At a House Oversight Committee hearing yesterday, a State Department official admitted the government does not know the whereabouts of thousands of foreigners who had their visas revoked over terror concerns.
“You don’t have a clue do you?” Rep. Jason Chaffetz, R-Utah, told Michele Thoren Bond, assistant secretary for the Bureau of Consular Affairs.
Bond told the committee that the U.S. has revoked more than 122,000 visas, 9,500 of which were revoked due to terrorism concerns.
Chaffetz asked Bond where those individuals were located now, to which she responded: “I don’t know.”
The startling admission came as members of the committee pressed administration officials on what safeguards are in place to reduce the risk from would-be extremists.
At issue is how closely the U.S. government examines the background of people seeking entry to the country, including reviews of their social media postings.

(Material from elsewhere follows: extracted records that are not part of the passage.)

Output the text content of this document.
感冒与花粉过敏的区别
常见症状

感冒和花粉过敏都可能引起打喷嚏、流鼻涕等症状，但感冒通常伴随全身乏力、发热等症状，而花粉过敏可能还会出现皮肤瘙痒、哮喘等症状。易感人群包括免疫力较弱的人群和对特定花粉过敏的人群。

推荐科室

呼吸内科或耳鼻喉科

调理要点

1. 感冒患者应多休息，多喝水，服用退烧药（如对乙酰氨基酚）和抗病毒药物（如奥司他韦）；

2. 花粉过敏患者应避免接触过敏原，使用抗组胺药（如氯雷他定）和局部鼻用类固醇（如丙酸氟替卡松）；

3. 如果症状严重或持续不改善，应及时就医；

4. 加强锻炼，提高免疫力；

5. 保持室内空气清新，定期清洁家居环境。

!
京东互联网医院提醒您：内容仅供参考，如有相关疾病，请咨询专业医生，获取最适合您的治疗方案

“If half the employers are doing it in the United States of America, if colleges are doing it for students, why wouldn’t Homeland Security do it?” said Rep. Stephen Lynch, D-Mass. “We don’t even look at their public stuff, that’s what kills me.”
Leon Rodriguez, director of U.S. Citizenship and Immigration Services, told committee members: “There is less there that is actually of screening value than you would expect, at least in small early samples, some things seem more ambiguous than clear.”

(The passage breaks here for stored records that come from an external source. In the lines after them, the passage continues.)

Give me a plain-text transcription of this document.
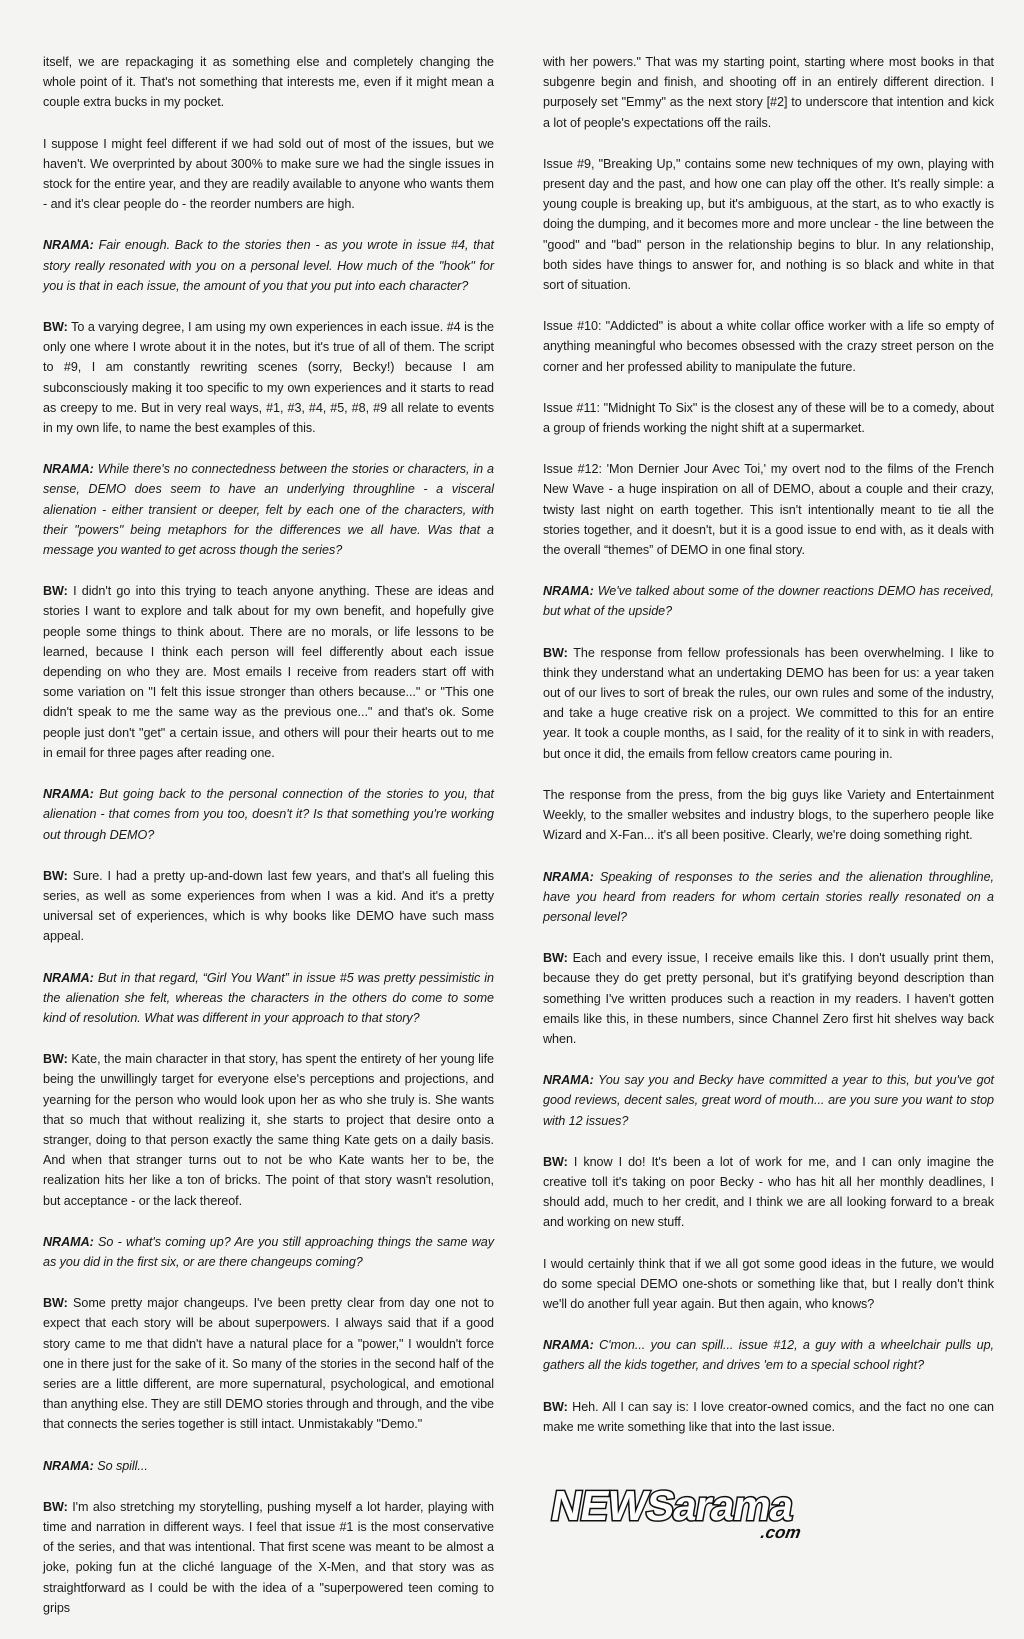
itself, we are repackaging it as something else and completely changing the whole point of it. That's not something that interests me, even if it might mean a couple extra bucks in my pocket.

I suppose I might feel different if we had sold out of most of the issues, but we haven't. We overprinted by about 300% to make sure we had the single issues in stock for the entire year, and they are readily available to anyone who wants them - and it's clear people do - the reorder numbers are high.

NRAMA: Fair enough. Back to the stories then - as you wrote in issue #4, that story really resonated with you on a personal level. How much of the "hook" for you is that in each issue, the amount of you that you put into each character?

BW: To a varying degree, I am using my own experiences in each issue. #4 is the only one where I wrote about it in the notes, but it's true of all of them. The script to #9, I am constantly rewriting scenes (sorry, Becky!) because I am subconsciously making it too specific to my own experiences and it starts to read as creepy to me. But in very real ways, #1, #3, #4, #5, #8, #9 all relate to events in my own life, to name the best examples of this.

NRAMA: While there's no connectedness between the stories or characters, in a sense, DEMO does seem to have an underlying throughline - a visceral alienation - either transient or deeper, felt by each one of the characters, with their "powers" being metaphors for the differences we all have. Was that a message you wanted to get across though the series?

BW: I didn't go into this trying to teach anyone anything. These are ideas and stories I want to explore and talk about for my own benefit, and hopefully give people some things to think about. There are no morals, or life lessons to be learned, because I think each person will feel differently about each issue depending on who they are. Most emails I receive from readers start off with some variation on "I felt this issue stronger than others because..." or "This one didn't speak to me the same way as the previous one..." and that's ok. Some people just don't "get" a certain issue, and others will pour their hearts out to me in email for three pages after reading one.

NRAMA: But going back to the personal connection of the stories to you, that alienation - that comes from you too, doesn't it? Is that something you're working out through DEMO?

BW: Sure. I had a pretty up-and-down last few years, and that's all fueling this series, as well as some experiences from when I was a kid. And it's a pretty universal set of experiences, which is why books like DEMO have such mass appeal.

NRAMA: But in that regard, “Girl You Want” in issue #5 was pretty pessimistic in the alienation she felt, whereas the characters in the others do come to some kind of resolution. What was different in your approach to that story?

BW: Kate, the main character in that story, has spent the entirety of her young life being the unwillingly target for everyone else's perceptions and projections, and yearning for the person who would look upon her as who she truly is. She wants that so much that without realizing it, she starts to project that desire onto a stranger, doing to that person exactly the same thing Kate gets on a daily basis. And when that stranger turns out to not be who Kate wants her to be, the realization hits her like a ton of bricks. The point of that story wasn't resolution, but acceptance - or the lack thereof.

NRAMA: So - what's coming up? Are you still approaching things the same way as you did in the first six, or are there changeups coming?

BW: Some pretty major changeups. I've been pretty clear from day one not to expect that each story will be about superpowers. I always said that if a good story came to me that didn't have a natural place for a "power," I wouldn't force one in there just for the sake of it. So many of the stories in the second half of the series are a little different, are more supernatural, psychological, and emotional than anything else. They are still DEMO stories through and through, and the vibe that connects the series together is still intact. Unmistakably "Demo."

NRAMA: So spill...

BW: I'm also stretching my storytelling, pushing myself a lot harder, playing with time and narration in different ways. I feel that issue #1 is the most conservative of the series, and that was intentional. That first scene was meant to be almost a joke, poking fun at the cliché language of the X-Men, and that story was as straightforward as I could be with the idea of a "superpowered teen coming to grips

with her powers." That was my starting point, starting where most books in that subgenre begin and finish, and shooting off in an entirely different direction. I purposely set "Emmy" as the next story [#2] to underscore that intention and kick a lot of people's expectations off the rails.

Issue #9, "Breaking Up," contains some new techniques of my own, playing with present day and the past, and how one can play off the other. It's really simple: a young couple is breaking up, but it's ambiguous, at the start, as to who exactly is doing the dumping, and it becomes more and more unclear - the line between the "good" and "bad" person in the relationship begins to blur. In any relationship, both sides have things to answer for, and nothing is so black and white in that sort of situation.

Issue #10: "Addicted" is about a white collar office worker with a life so empty of anything meaningful who becomes obsessed with the crazy street person on the corner and her professed ability to manipulate the future.

Issue #11: "Midnight To Six" is the closest any of these will be to a comedy, about a group of friends working the night shift at a supermarket.

Issue #12: 'Mon Dernier Jour Avec Toi,' my overt nod to the films of the French New Wave - a huge inspiration on all of DEMO, about a couple and their crazy, twisty last night on earth together. This isn't intentionally meant to tie all the stories together, and it doesn't, but it is a good issue to end with, as it deals with the overall “themes” of DEMO in one final story.

NRAMA: We've talked about some of the downer reactions DEMO has received, but what of the upside?

BW: The response from fellow professionals has been overwhelming. I like to think they understand what an undertaking DEMO has been for us: a year taken out of our lives to sort of break the rules, our own rules and some of the industry, and take a huge creative risk on a project. We committed to this for an entire year. It took a couple months, as I said, for the reality of it to sink in with readers, but once it did, the emails from fellow creators came pouring in.

The response from the press, from the big guys like Variety and Entertainment Weekly, to the smaller websites and industry blogs, to the superhero people like Wizard and X-Fan... it's all been positive. Clearly, we're doing something right.

NRAMA: Speaking of responses to the series and the alienation throughline, have you heard from readers for whom certain stories really resonated on a personal level?

BW: Each and every issue, I receive emails like this. I don't usually print them, because they do get pretty personal, but it's gratifying beyond description than something I've written produces such a reaction in my readers. I haven't gotten emails like this, in these numbers, since Channel Zero first hit shelves way back when.

NRAMA: You say you and Becky have committed a year to this, but you've got good reviews, decent sales, great word of mouth... are you sure you want to stop with 12 issues?

BW: I know I do! It's been a lot of work for me, and I can only imagine the creative toll it's taking on poor Becky - who has hit all her monthly deadlines, I should add, much to her credit, and I think we are all looking forward to a break and working on new stuff.

I would certainly think that if we all got some good ideas in the future, we would do some special DEMO one-shots or something like that, but I really don't think we'll do another full year again. But then again, who knows?

NRAMA: C'mon... you can spill... issue #12, a guy with a wheelchair pulls up, gathers all the kids together, and drives 'em to a special school right?

BW: Heh. All I can say is: I love creator-owned comics, and the fact no one can make me write something like that into the last issue.

NEWSarama
.com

Homeland Security Secretary Jeh Johnson said on Wednesday, “There are some legal limits to what we can do.”
Chaffetz opened the hearing by saying: “It is unclear how someone who so openly discussed her hatred of our country and way of life could easily pass three background checks. We need to understand how the breakdown happened with [Tashfeen] Malik and what we are doing to make sure it doesn’t happen again.”
FBI Director James Comey had said earlier this week that Malik was communicating online with future husband Syed about jihad and martyrdom before getting married.